The questions posed on the forms filled out by parents and teachers may be interpreted differently by each person and responses may vary based on different contexts and situations, the respondent references while citing the occurrence of a certain behavior.

This makes it difficult for the person to rate the behavior in question. Furthermore, we all perceive the level of intensity differently.

So a very controlled/ controlling or rigid adult whose own children were compliant may view a behavior as significantly intense/disruptive whereas a more tolerant person who is accustomed to managing a wide range of behaviors in children, may not find certain behaviors/traits to be significant or extreme.
In addition, most children and adults are self conscious and awkward in novel situations especially when their behaviors and personalities are being evaluated by an unfamiliar person in a clinical environment.

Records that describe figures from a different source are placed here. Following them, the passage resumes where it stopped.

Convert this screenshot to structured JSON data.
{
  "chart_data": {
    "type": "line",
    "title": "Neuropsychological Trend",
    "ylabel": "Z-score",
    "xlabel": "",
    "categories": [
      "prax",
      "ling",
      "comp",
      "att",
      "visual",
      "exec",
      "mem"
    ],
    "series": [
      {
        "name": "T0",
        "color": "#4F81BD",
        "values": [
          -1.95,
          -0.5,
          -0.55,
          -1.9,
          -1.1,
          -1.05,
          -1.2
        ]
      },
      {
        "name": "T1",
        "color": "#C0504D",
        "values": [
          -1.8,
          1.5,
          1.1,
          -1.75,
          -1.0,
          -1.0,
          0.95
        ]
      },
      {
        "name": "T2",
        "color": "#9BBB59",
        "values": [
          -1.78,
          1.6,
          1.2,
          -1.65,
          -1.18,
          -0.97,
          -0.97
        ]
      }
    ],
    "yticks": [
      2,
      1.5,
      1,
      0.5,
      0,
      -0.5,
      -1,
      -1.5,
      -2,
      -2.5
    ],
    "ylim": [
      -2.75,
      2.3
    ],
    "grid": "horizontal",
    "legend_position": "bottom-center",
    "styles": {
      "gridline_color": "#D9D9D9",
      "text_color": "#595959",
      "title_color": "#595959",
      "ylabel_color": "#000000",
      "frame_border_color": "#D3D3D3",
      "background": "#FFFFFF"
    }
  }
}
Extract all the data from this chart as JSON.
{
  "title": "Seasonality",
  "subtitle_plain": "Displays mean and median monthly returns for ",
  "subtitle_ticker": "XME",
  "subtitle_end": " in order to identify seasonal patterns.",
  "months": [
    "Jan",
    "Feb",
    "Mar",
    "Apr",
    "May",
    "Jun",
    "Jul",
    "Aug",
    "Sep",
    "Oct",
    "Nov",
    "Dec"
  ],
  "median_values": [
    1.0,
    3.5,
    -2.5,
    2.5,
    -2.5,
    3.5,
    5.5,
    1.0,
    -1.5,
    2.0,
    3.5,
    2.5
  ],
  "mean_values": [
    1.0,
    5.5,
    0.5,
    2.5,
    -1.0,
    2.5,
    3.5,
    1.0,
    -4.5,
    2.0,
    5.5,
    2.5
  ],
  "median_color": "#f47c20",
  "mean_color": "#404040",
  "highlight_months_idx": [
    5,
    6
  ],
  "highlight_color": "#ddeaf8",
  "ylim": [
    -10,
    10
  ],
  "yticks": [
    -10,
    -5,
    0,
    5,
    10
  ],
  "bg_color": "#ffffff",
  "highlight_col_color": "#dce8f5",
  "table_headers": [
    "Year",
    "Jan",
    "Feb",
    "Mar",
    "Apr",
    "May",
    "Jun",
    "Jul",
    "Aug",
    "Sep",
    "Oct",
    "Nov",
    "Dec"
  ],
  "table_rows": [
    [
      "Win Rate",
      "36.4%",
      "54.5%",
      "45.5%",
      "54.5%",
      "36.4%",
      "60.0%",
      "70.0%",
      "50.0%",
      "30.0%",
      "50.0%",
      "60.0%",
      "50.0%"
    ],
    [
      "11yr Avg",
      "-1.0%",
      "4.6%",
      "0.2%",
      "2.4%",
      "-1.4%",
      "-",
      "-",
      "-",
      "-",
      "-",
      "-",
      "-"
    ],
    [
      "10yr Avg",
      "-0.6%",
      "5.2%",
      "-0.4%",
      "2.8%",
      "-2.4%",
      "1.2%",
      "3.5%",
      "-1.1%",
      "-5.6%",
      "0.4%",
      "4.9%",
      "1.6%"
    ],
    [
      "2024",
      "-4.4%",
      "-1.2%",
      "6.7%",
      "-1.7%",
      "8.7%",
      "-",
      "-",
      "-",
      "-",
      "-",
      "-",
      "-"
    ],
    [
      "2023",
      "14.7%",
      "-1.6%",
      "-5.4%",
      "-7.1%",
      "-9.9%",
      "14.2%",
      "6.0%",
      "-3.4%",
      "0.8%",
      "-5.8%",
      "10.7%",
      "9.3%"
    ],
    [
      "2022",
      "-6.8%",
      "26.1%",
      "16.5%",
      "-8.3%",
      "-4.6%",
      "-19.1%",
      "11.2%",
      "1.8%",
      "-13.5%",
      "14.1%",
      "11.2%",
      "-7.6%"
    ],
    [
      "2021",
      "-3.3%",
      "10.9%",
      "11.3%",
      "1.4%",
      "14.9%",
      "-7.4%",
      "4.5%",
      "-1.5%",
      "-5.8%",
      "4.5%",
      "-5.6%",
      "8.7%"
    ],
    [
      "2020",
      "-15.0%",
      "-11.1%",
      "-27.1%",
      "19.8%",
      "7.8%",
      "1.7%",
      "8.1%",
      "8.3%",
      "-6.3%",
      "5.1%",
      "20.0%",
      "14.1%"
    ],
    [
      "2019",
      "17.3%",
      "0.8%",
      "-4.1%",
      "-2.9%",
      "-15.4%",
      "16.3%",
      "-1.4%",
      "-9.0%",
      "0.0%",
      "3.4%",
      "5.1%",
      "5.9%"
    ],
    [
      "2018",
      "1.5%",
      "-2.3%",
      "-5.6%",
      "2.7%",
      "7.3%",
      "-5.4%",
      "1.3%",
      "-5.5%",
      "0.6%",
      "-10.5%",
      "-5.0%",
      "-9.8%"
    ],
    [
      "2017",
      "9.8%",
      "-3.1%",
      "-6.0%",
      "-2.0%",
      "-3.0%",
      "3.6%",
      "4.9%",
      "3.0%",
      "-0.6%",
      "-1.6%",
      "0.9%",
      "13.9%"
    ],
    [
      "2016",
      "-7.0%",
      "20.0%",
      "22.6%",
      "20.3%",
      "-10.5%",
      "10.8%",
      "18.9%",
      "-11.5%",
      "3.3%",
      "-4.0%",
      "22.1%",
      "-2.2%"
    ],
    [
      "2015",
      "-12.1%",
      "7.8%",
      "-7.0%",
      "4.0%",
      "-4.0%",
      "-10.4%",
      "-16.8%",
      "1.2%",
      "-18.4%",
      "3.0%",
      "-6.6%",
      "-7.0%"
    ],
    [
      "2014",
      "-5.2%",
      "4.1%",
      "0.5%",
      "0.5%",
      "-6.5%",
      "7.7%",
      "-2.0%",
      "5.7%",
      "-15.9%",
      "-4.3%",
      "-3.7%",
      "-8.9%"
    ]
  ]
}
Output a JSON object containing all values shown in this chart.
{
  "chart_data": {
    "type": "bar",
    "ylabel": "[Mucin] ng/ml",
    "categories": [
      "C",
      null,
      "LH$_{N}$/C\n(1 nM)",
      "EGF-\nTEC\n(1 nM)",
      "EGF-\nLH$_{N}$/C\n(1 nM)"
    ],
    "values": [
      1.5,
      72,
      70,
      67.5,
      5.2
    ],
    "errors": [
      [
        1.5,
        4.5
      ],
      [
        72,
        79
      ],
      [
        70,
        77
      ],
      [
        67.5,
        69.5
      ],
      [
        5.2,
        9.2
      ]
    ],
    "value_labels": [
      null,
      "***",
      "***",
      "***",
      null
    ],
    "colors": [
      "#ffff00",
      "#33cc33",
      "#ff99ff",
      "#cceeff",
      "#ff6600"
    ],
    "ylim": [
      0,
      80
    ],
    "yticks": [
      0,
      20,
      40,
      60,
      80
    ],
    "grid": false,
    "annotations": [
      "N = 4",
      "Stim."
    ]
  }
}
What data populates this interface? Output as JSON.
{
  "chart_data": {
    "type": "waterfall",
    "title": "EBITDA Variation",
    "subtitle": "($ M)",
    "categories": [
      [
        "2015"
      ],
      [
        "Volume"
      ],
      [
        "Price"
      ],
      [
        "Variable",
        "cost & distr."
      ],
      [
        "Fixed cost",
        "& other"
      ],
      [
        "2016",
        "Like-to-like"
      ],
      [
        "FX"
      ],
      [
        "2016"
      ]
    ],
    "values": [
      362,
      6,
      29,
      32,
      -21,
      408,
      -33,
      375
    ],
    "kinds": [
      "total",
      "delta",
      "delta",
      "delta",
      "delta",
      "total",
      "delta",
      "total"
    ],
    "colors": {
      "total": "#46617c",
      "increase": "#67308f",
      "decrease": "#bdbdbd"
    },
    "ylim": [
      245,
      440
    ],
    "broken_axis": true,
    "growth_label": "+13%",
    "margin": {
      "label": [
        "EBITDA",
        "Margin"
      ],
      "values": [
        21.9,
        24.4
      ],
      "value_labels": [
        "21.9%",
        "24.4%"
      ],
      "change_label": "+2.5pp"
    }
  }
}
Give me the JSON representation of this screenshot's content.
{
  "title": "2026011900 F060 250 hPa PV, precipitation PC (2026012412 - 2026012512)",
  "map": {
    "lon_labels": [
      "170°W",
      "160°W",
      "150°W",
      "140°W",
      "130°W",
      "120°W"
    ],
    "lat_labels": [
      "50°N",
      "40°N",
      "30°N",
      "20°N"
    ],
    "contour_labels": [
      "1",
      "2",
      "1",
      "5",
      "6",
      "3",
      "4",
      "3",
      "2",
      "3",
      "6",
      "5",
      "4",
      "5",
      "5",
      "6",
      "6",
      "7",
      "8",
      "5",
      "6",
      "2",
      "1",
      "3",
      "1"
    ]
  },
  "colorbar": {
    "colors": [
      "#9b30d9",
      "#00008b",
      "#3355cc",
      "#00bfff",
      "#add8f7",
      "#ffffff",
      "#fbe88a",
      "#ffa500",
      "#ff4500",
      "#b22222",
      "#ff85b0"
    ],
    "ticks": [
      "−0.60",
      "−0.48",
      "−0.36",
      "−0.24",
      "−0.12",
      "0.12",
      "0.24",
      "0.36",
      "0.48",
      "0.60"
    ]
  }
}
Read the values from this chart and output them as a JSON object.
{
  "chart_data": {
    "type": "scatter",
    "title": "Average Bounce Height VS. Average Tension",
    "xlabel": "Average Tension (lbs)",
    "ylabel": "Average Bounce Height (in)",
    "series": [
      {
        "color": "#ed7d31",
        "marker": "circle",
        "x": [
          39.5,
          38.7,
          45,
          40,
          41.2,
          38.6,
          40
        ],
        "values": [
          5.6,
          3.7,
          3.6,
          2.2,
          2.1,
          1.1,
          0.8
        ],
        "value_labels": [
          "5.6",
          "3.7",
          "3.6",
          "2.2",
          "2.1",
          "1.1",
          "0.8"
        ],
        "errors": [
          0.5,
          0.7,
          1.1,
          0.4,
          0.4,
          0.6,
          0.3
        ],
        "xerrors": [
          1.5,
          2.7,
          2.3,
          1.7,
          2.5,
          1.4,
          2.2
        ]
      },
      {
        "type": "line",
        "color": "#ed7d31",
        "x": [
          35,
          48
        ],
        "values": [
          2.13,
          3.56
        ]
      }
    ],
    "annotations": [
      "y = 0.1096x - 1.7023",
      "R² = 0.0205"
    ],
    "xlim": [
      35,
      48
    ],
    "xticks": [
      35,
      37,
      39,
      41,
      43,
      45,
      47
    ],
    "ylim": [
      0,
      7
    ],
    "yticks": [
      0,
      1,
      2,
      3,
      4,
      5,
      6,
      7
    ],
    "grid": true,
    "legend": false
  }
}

This uncomfortable situation may actually elicit behaviors RESEMBLING autism, since social conventions, appropriate interactions, ability to adapt in novel situations are some of the things which are the most challenging for those who are on the spectrum. These weaknesses are also characteristics ( secondary) of other learning disorders.

I seldom see differential diagnosis anymore. In a span of a few hours, an unfamiliar person renders a diagnosis based on observation of an unfamiliar person and checklists filled out by unfamiliar people whose perceptions are subjective. Parents believe that their children will get more services with this diagnosis .

The will but they will not get the appropriate services! They eill carry this diagnosis forever and it will preclude them from the military and who knows what else! Students whom I worked with were devastated when they discovered that they were diagnosed with autism. But, yes, parents do receive more money through social security for their children with this diagnosis!

If you're going to post a wall of text from some random on quora, at least provide a link.

C0ldasIc3 · 08/12/2023 16:36

ChateauDuMont

What a load of rubbish you do post. In all your scrolling you only found 1 story from 2016 which was focused on asthma and doesn’t say this child even got an autism diagnosis.